Loss function when one class is important than other in Binary classification

I have a classification problem related to facial recognition, where real world data is unbalanced and I am interested in minority class. I am employing transfer learning for this. Goal is to Maximize F1-score wrt to minority class.
Initially I got a data set which was imbalanced-initially and applied class weights as below. The F1 score I obtained was 0.65 on a difficult test set (curated to be difficult, but performance on real world data is good). Though Recall was a bit less than what I wanted, so I needed to explore more.

class_weights = [1/no_samples_minority, 1/no_samples_majority]
class_weights = torch.FloatTensor(class_weights).to(device)
criterion = nn.CrossEntropyLoss(weight = class_weights)

I combined above data with more data so that the samples are balanced for both positive and negative classes. I doubled the training data in that aspect and was expecting better results. Data quality of new data is also good. Now using balanced weights I get F1 score as 0.3 on same dataset. Basically it classifies almost everything in minority class(Too many false positive). The goal is to maximize both Precision and recall but there is a slight bias towards Precision.

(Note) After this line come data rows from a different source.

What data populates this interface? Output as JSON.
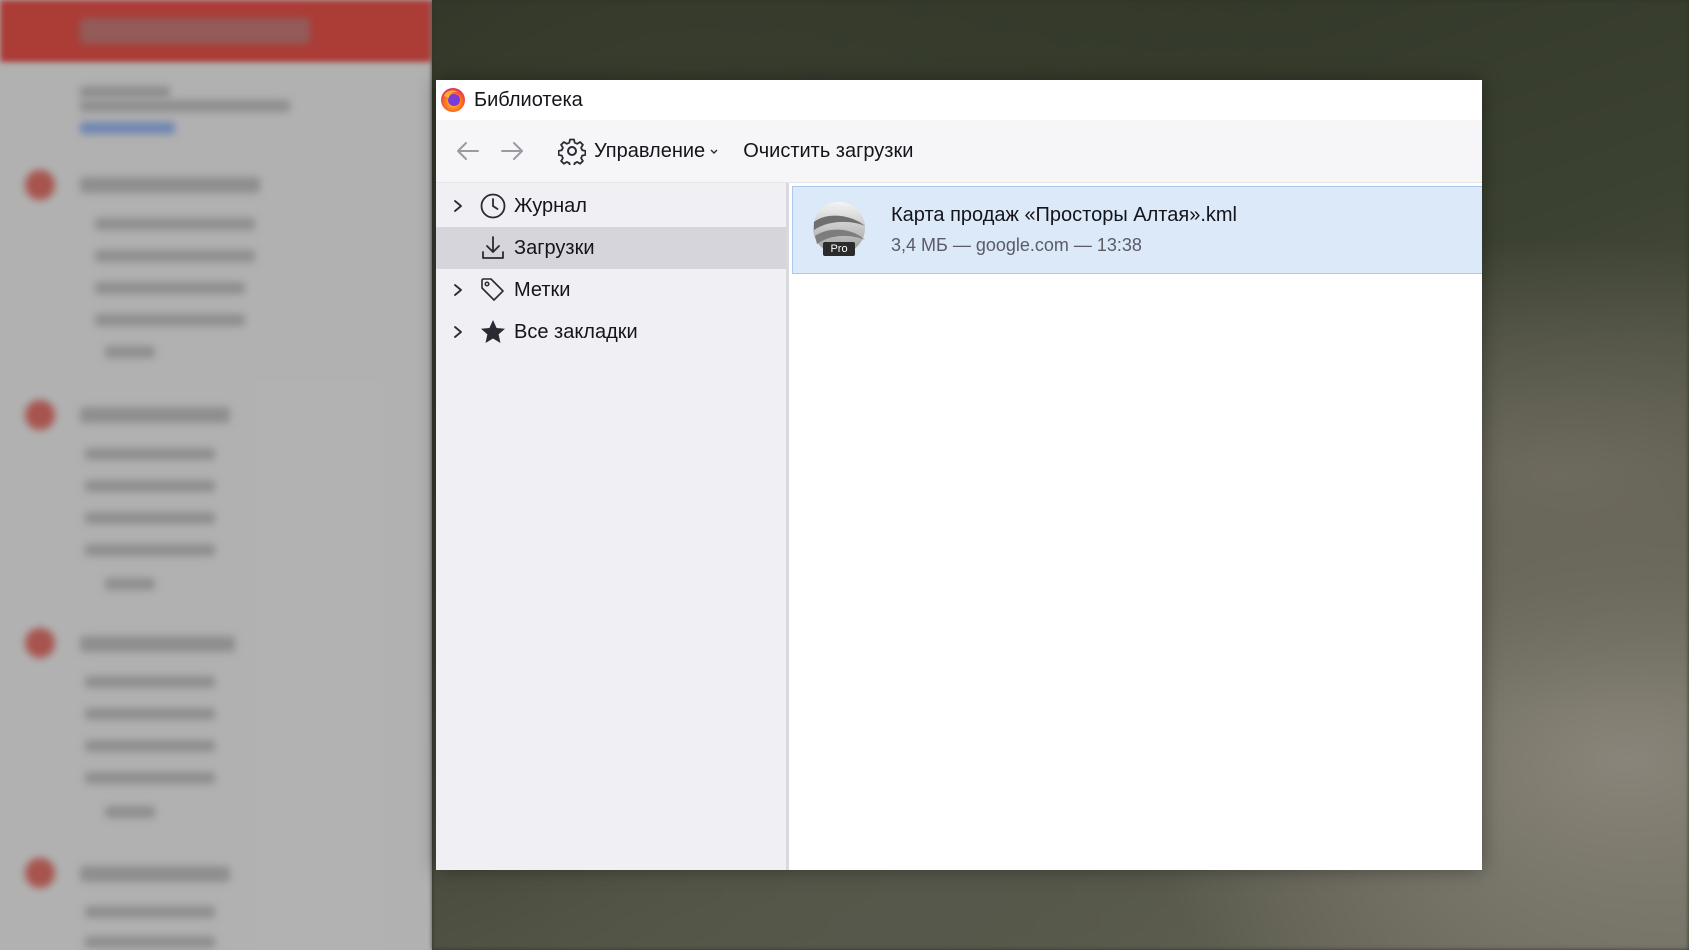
{
  "window": {
    "title": "Библиотека"
  },
  "toolbar": {
    "manage_label": "Управление",
    "clear_label": "Очистить загрузки"
  },
  "sidebar": {
    "items": [
      {
        "label": "Журнал",
        "icon": "clock-icon",
        "expandable": true,
        "selected": false
      },
      {
        "label": "Загрузки",
        "icon": "download-icon",
        "expandable": false,
        "selected": true
      },
      {
        "label": "Метки",
        "icon": "tag-icon",
        "expandable": true,
        "selected": false
      },
      {
        "label": "Все закладки",
        "icon": "star-icon",
        "expandable": true,
        "selected": false
      }
    ]
  },
  "downloads": [
    {
      "name": "Карта продаж «Просторы Алтая».kml",
      "meta": "3,4 МБ — google.com — 13:38",
      "badge": "Pro",
      "icon": "google-earth-pro-icon"
    }
  ],
  "colors": {
    "selected_row": "#dce9f9",
    "selected_row_border": "#a9c8ee",
    "sidebar_bg": "#f0eff4",
    "sidebar_selected": "#d6d5dc",
    "toolbar_bg": "#f6f6f9"
  }
}
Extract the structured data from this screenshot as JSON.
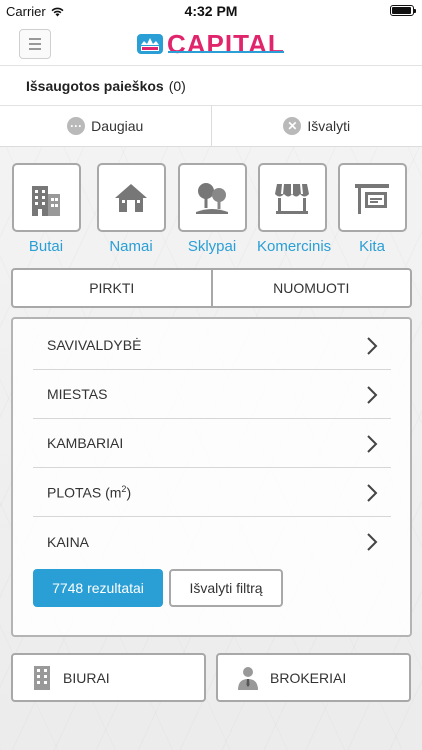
{
  "status_bar": {
    "carrier": "Carrier",
    "time": "4:32 PM"
  },
  "header": {
    "logo_text": "CAPITAL",
    "brand_color": "#e0256d",
    "accent_color": "#2a9fd6"
  },
  "saved_searches": {
    "label": "Išsaugotos paieškos",
    "count": "(0)"
  },
  "actions": {
    "more": {
      "label": "Daugiau",
      "icon": "more-icon"
    },
    "clear": {
      "label": "Išvalyti",
      "icon": "clear-icon"
    }
  },
  "property_types": [
    {
      "label": "Butai",
      "icon": "apartment-building-icon"
    },
    {
      "label": "Namai",
      "icon": "house-icon"
    },
    {
      "label": "Sklypai",
      "icon": "land-trees-icon"
    },
    {
      "label": "Komercinis",
      "icon": "shop-awning-icon"
    },
    {
      "label": "Kita",
      "icon": "sign-board-icon"
    }
  ],
  "deal_type": {
    "buy": "PIRKTI",
    "rent": "NUOMUOTI"
  },
  "filters": [
    {
      "label": "SAVIVALDYBĖ"
    },
    {
      "label": "MIESTAS"
    },
    {
      "label": "KAMBARIAI"
    },
    {
      "label": "PLOTAS (m",
      "sup": "2",
      "tail": ")"
    },
    {
      "label": "KAINA"
    }
  ],
  "results_button": "7748 rezultatai",
  "clear_filter_button": "Išvalyti filtrą",
  "bottom": {
    "offices": "BIURAI",
    "brokers": "BROKERIAI"
  }
}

class_weights = [0.5, 0.5]
class_weights = torch.FloatTensor(class_weights).to(device)
criterion = nn.CrossEntropyLoss(weight = class_weights)

Thanks in advance for any help. What could be better experiments? Should I play around with weights even for balanced data? If yes, what should be the methodology? Any other loss function?
Note: Data has many classes and I have converted it into one vs rest binary classification problem.
EDIT: Number of data sample is 80k before adding more data (14/86) and 150k(50/50) after adding data to balance.